A moça é atrevida. A versão de Money, do Pink Floyd, mantém a estrutura melódica, especialmente no baixo e na guitarra acentuadamente mais bluesy. Mas, Indra também resgatou a canção pra si. Não é o caso de procurar melhores, mas de reconhecer que a cantora nos apresentou outra grande possibilidade de desfrutar do clássico de Dark Side Of The Moon.
Território de jazz tradicional só mesmo o encerramento Solitude, que volta ao Duke Ellington, dos anos 1930. Talvez por influência da mãe latina, Indra tenha tido contato com boleros e isso se traduz em Hacia Donde. Por qualquer língua e subgênero que tateie, a norte-americana se sai bem, até mesmo cantando em algum idioma africano, em Oshun.
From Silence pode agradar quem ama folk, alt country e o sentimento spiritual, entre gospel e R’n’B, está em números como Little Black Train, Your Long Journey e Blue Railroad Train.
Com voz tão educada e expressiva, os arranjos têm mesmo que evidenciá-la e a releitura de What Becomes Of a Broken Heart é tão esparsamente sublime que lembra a intensidade quieta das Trinity Sessions, dos Cowboy Junkies, que completa 30 anos. Indra Rios-Moore está na mesma liga de bambas como Lizz Wright e Margo Timmins.

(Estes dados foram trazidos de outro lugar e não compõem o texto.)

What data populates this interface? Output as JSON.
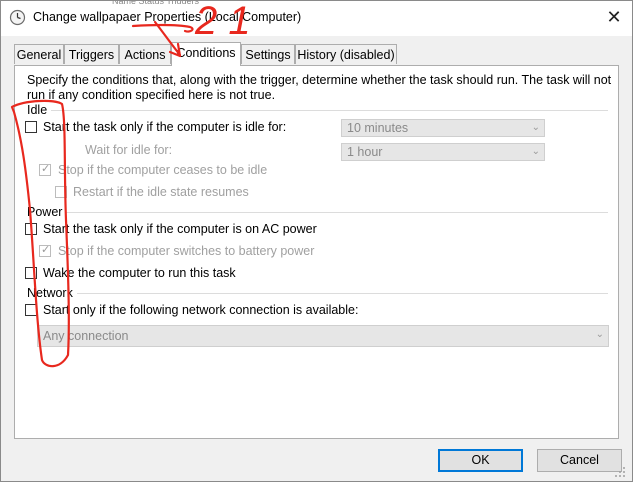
{
  "window": {
    "title": "Change wallpapaer Properties (Local Computer)",
    "close_glyph": "✕",
    "residue_text": "Name           Status      Triggers",
    "icon": "task-scheduler-clock-icon"
  },
  "tabs": [
    {
      "label": "General"
    },
    {
      "label": "Triggers"
    },
    {
      "label": "Actions"
    },
    {
      "label": "Conditions",
      "active": true
    },
    {
      "label": "Settings"
    },
    {
      "label": "History (disabled)"
    }
  ],
  "conditions": {
    "intro_line1": "Specify the conditions that, along with the trigger, determine whether the task should run.  The task will not",
    "intro_line2": "run  if any condition specified here is not true.",
    "idle": {
      "header": "Idle",
      "start_if_idle": {
        "label": "Start the task only if the computer is idle for:",
        "checked": false
      },
      "idle_duration": {
        "value": "10 minutes",
        "enabled": false
      },
      "wait_label": "Wait for idle for:",
      "wait_duration": {
        "value": "1 hour",
        "enabled": false
      },
      "stop_if_not_idle": {
        "label": "Stop if the computer ceases to be idle",
        "checked": true,
        "enabled": false
      },
      "restart_if_idle": {
        "label": "Restart if the idle state resumes",
        "checked": false,
        "enabled": false
      }
    },
    "power": {
      "header": "Power",
      "ac_power": {
        "label": "Start the task only if the computer is on AC power",
        "checked": false
      },
      "stop_on_battery": {
        "label": "Stop if the computer switches to battery power",
        "checked": true,
        "enabled": false
      },
      "wake": {
        "label": "Wake the computer to run this task",
        "checked": false
      }
    },
    "network": {
      "header": "Network",
      "network_available": {
        "label": "Start only if the following network connection is available:",
        "checked": false
      },
      "connection": {
        "value": "Any connection",
        "enabled": false
      }
    }
  },
  "buttons": {
    "ok": "OK",
    "cancel": "Cancel"
  },
  "annotation": {
    "scribble_text": "2 1",
    "color": "#e8281e"
  },
  "colors": {
    "accent": "#0078d7",
    "annotation": "#e8281e"
  }
}
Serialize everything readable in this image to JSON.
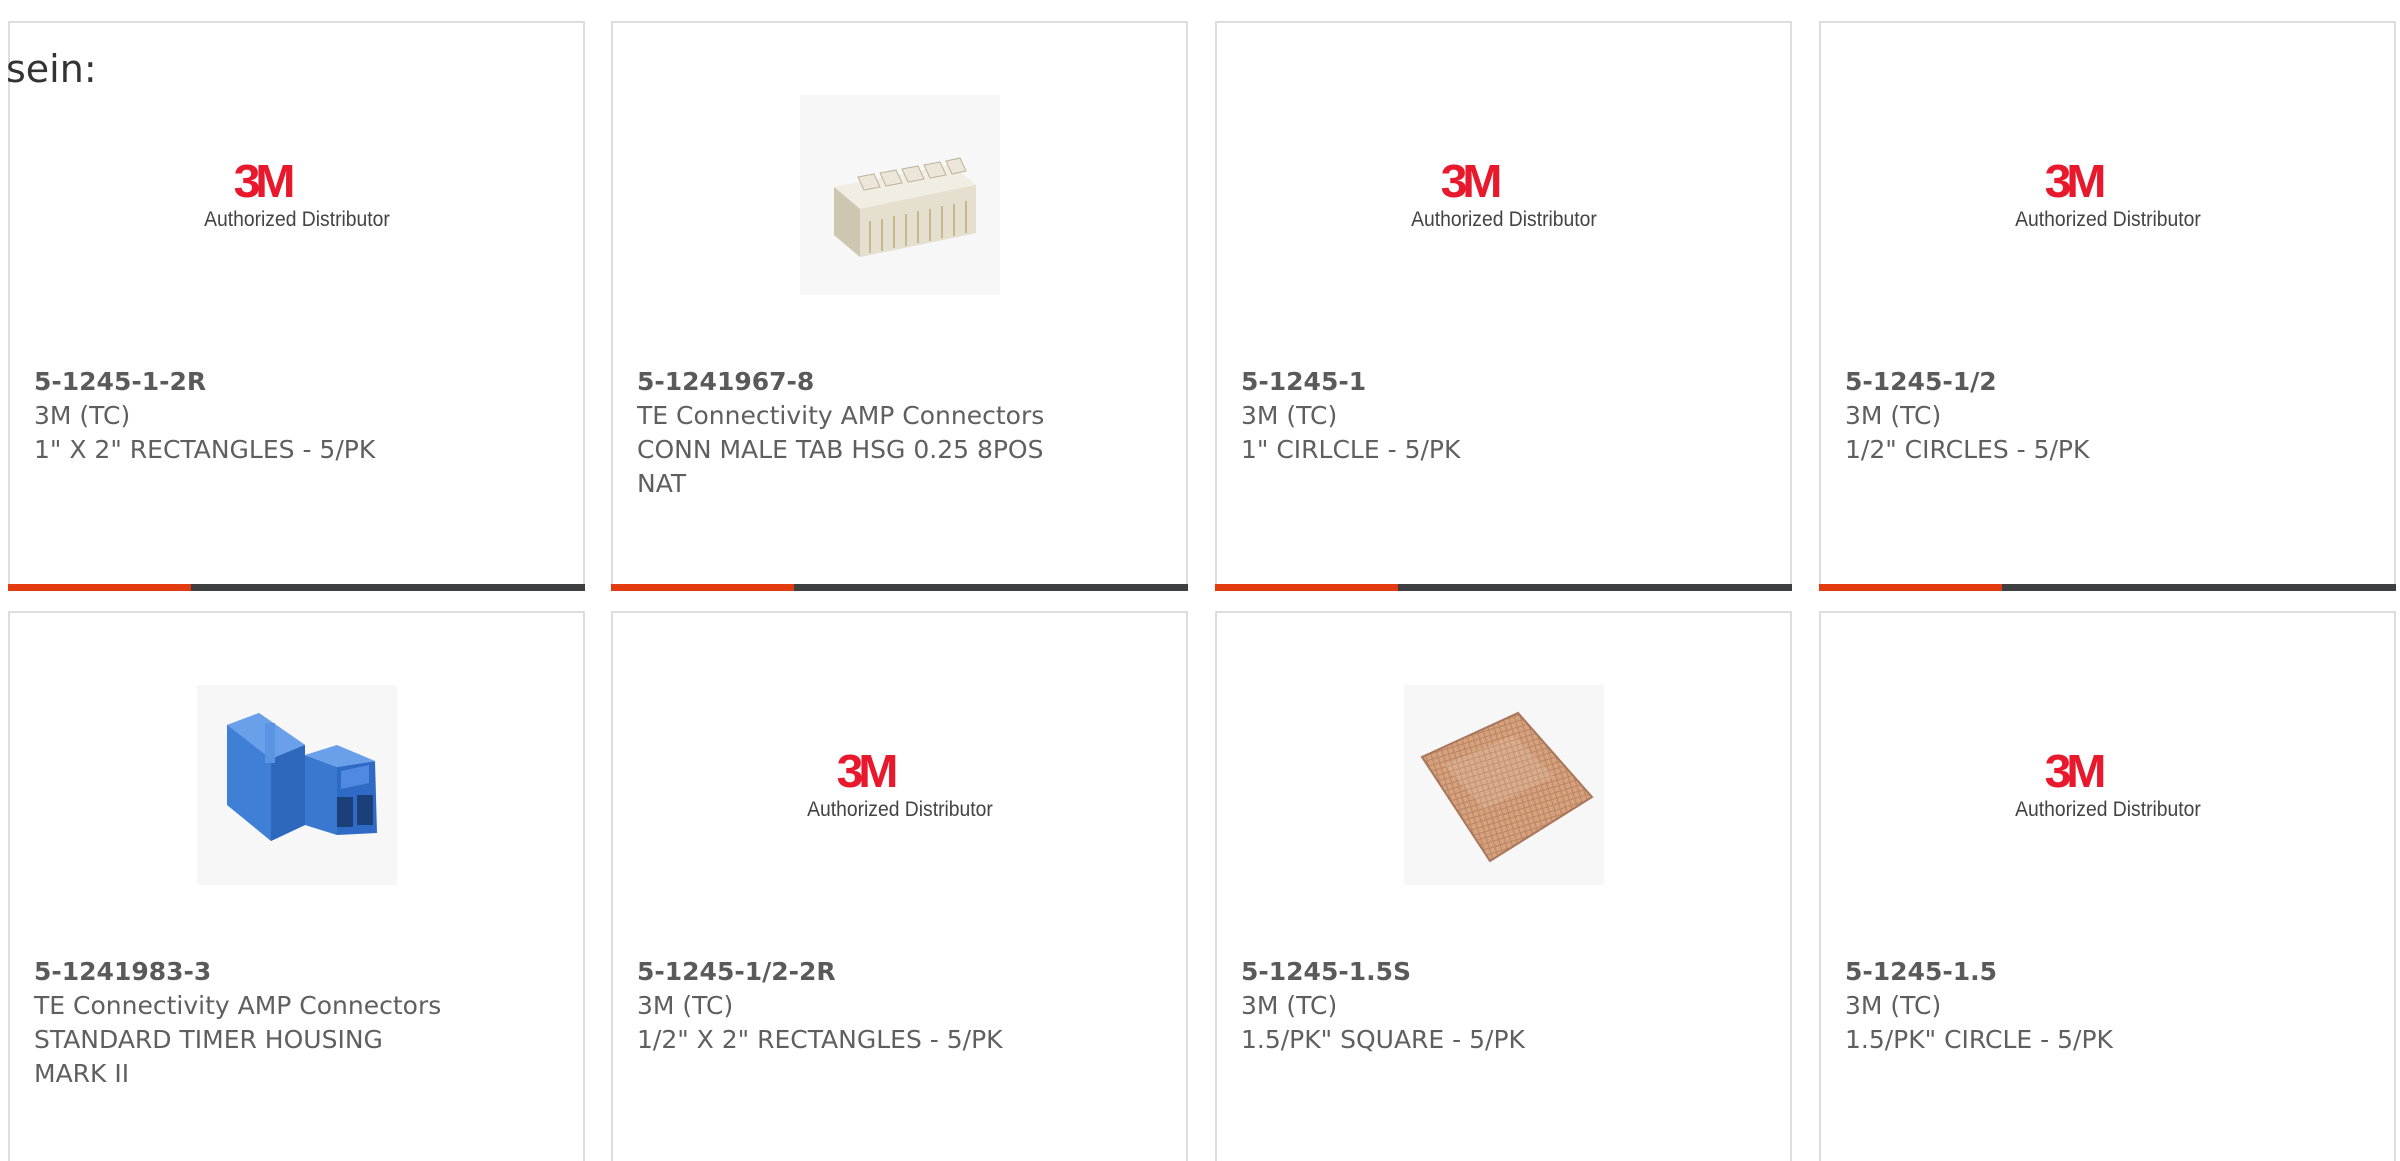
{
  "lead_text": "sein:",
  "logo": {
    "mark": "3M",
    "tagline": "Authorized Distributor"
  },
  "colors": {
    "accent": "#e23b10",
    "bar": "#3d3f41",
    "border": "#dddddd",
    "logo_red": "#e8192c",
    "connector_blue": "#3d7fd8"
  },
  "products": [
    {
      "part_number": "5-1245-1-2R",
      "manufacturer": "3M (TC)",
      "description": "1\" X 2\" RECTANGLES - 5/PK",
      "image": "3m-logo"
    },
    {
      "part_number": "5-1241967-8",
      "manufacturer": "TE Connectivity AMP Connectors",
      "description": "CONN MALE TAB HSG 0.25 8POS NAT",
      "image": "white-connector-housing"
    },
    {
      "part_number": "5-1245-1",
      "manufacturer": "3M (TC)",
      "description": "1\" CIRLCLE - 5/PK",
      "image": "3m-logo"
    },
    {
      "part_number": "5-1245-1/2",
      "manufacturer": "3M (TC)",
      "description": "1/2\" CIRCLES - 5/PK",
      "image": "3m-logo"
    },
    {
      "part_number": "5-1241983-3",
      "manufacturer": "TE Connectivity AMP Connectors",
      "description": "STANDARD TIMER HOUSING MARK II",
      "image": "blue-connector-housing"
    },
    {
      "part_number": "5-1245-1/2-2R",
      "manufacturer": "3M (TC)",
      "description": "1/2\" X 2\" RECTANGLES - 5/PK",
      "image": "3m-logo"
    },
    {
      "part_number": "5-1245-1.5S",
      "manufacturer": "3M (TC)",
      "description": "1.5/PK\" SQUARE - 5/PK",
      "image": "copper-foil-square"
    },
    {
      "part_number": "5-1245-1.5",
      "manufacturer": "3M (TC)",
      "description": "1.5/PK\" CIRCLE - 5/PK",
      "image": "3m-logo"
    }
  ]
}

Conta-se que Heartland foi gravado em três dias, um mês após a morte da mãe, da qual Indra cuidou por muito tempo. Carry My Heart saiu este ano e seu pontapé veio também de uma situação de tristeza pra norte-americana. No dia seguinte à eleição de Donald Trump, um afroancião percebeu que Indra estava desolada na rua. Acercando-se, deu-lhe um abraço, do nada, e garantiu-lhe que tudo ficaria bem, afinal já haviam passado por coisa pior.

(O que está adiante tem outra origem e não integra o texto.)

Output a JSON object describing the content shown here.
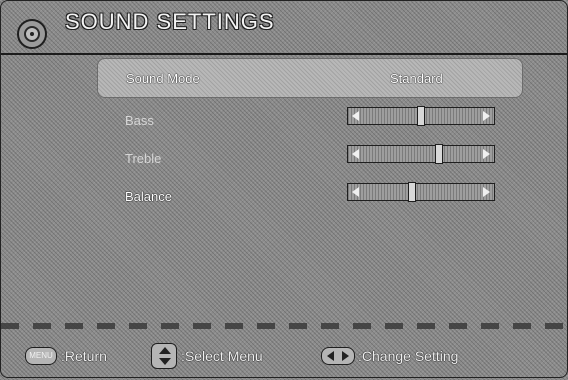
{
  "header": {
    "title": "SOUND SETTINGS",
    "icon": "speaker-disc-icon"
  },
  "menu": {
    "sound_mode": {
      "label": "Sound Mode",
      "value": "Standard"
    },
    "bass": {
      "label": "Bass",
      "level_percent": 50
    },
    "treble": {
      "label": "Treble",
      "level_percent": 62
    },
    "balance": {
      "label": "Balance",
      "level_percent": 44
    }
  },
  "footer": {
    "menu_key": "MENU",
    "return_label": ":Return",
    "select_label": ":Select Menu",
    "change_label": ":Change Setting",
    "icons": [
      "menu-button-icon",
      "up-down-arrows-icon",
      "left-right-arrows-icon"
    ]
  },
  "colors": {
    "background": "#8c8c8c",
    "selected_row": "#b8b8b8",
    "text_active": "#ffffff",
    "text_dim": "#d6d6d6"
  }
}
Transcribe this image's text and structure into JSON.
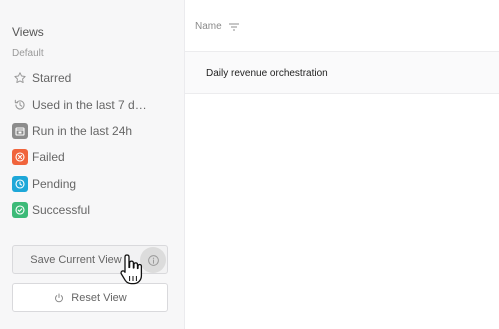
{
  "sidebar": {
    "title": "Views",
    "section_label": "Default",
    "items": [
      {
        "label": "Starred",
        "icon": "star-outline-icon"
      },
      {
        "label": "Used in the last 7 d…",
        "icon": "history-icon"
      },
      {
        "label": "Run in the last 24h",
        "icon": "calendar-icon",
        "color": "#8c8c8c"
      },
      {
        "label": "Failed",
        "icon": "x-circle-icon",
        "color": "#f0643c"
      },
      {
        "label": "Pending",
        "icon": "clock-icon",
        "color": "#1ea7d8"
      },
      {
        "label": "Successful",
        "icon": "check-circle-icon",
        "color": "#3cba78"
      }
    ],
    "save_button_label": "Save Current View",
    "reset_button_label": "Reset View"
  },
  "table": {
    "columns": [
      {
        "label": "Name",
        "sortable": true
      }
    ],
    "rows": [
      {
        "name": "Daily revenue orchestration"
      }
    ]
  }
}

O clima de conforto espiritual deve ter influenciado no tom gospel/spiritual de várias escolhas no repertório, como a abertura, que batiza o álbum, além de Keep On Pushing (tem até coro de haleluia) e Come Sunday, que tem o arranjo mais ousadinho, num álbum cujas melodias são mais lineares, o que não significa queda na qualidade. Pelo contrário, o caráter esparso de quase tudo, realça o espantoso vocal de Rios-Moore.

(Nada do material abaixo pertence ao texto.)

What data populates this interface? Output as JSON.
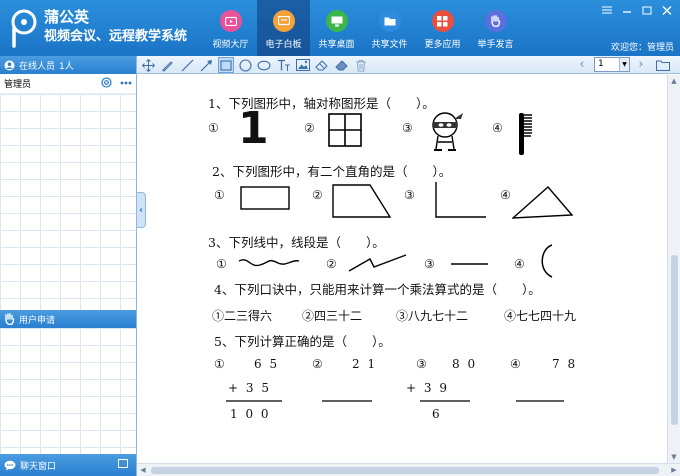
{
  "app": {
    "brand_line1": "蒲公英",
    "brand_line2": "视频会议、远程教学系统",
    "welcome": "欢迎您：管理员"
  },
  "nav": [
    {
      "label": "视频大厅",
      "icon": "tv-icon",
      "color": "#e9529a"
    },
    {
      "label": "电子白板",
      "icon": "whiteboard-icon",
      "color": "#f3a23a",
      "active": true
    },
    {
      "label": "共享桌面",
      "icon": "monitor-icon",
      "color": "#3cb54a"
    },
    {
      "label": "共享文件",
      "icon": "folder-icon",
      "color": "#2d8be0"
    },
    {
      "label": "更多应用",
      "icon": "apps-icon",
      "color": "#e94f3d"
    },
    {
      "label": "举手发言",
      "icon": "raise-hand-icon",
      "color": "#5b6fe0"
    }
  ],
  "left_panel": {
    "online_label": "在线人员",
    "online_count": "1人",
    "user_name": "管理员",
    "apply_label": "用户申请",
    "chat_label": "聊天窗口"
  },
  "toolbar": {
    "page_value": "1"
  },
  "exercise": {
    "q1": "1、下列图形中，轴对称图形是（　　）。",
    "q1_opts": [
      "①",
      "②",
      "③",
      "④"
    ],
    "q1_digit": "1",
    "q2": "2、下列图形中，有二个直角的是（　　）。",
    "q2_opts": [
      "①",
      "②",
      "③",
      "④"
    ],
    "q3": "3、下列线中，线段是（　　）。",
    "q3_opts": [
      "①",
      "②",
      "③",
      "④"
    ],
    "q4": "4、下列口诀中，只能用来计算一个乘法算式的是（　　）。",
    "q4_opts": [
      "①二三得六",
      "②四三十二",
      "③八九七十二",
      "④七七四十九"
    ],
    "q5": "5、下列计算正确的是（　　）。",
    "q5_opts": [
      "①",
      "②",
      "③",
      "④"
    ],
    "q5_a_top": "6 5",
    "q5_a_add": "+ 3 5",
    "q5_a_res": "1 0 0",
    "q5_b_top": "2 1",
    "q5_c_top": "8 0",
    "q5_c_add": "+ 3 9",
    "q5_c_res": "6",
    "q5_d_top": "7 8"
  }
}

Seria bem mais correto e descritivo rotular o trabalho de Indra com o abrangente “Americana”. Carry My Heart tem baladona soul em Don’t Say Goodnight (It’s Time For Love) e acenos para o country, em Give It Your Best e para o folk à Indigo Girls, em Be Mine. I Loved You é a coisa mais tradicionalmente jazz de um álbum que também tem covers de Creedence Clearwater Revival (I Can See Clearly Now) e Steely Dan (Any Major Dude Will Tell You). Love Walked In soa como valsinha jazzificada à Billie Holiday.
Muito maior do que qualquer tentativa de reduzi-la a um subgênero, Indra Rios-Moore é uma das grandes vocalistas da atualidade; esse é o único mínimo comum sobre ela.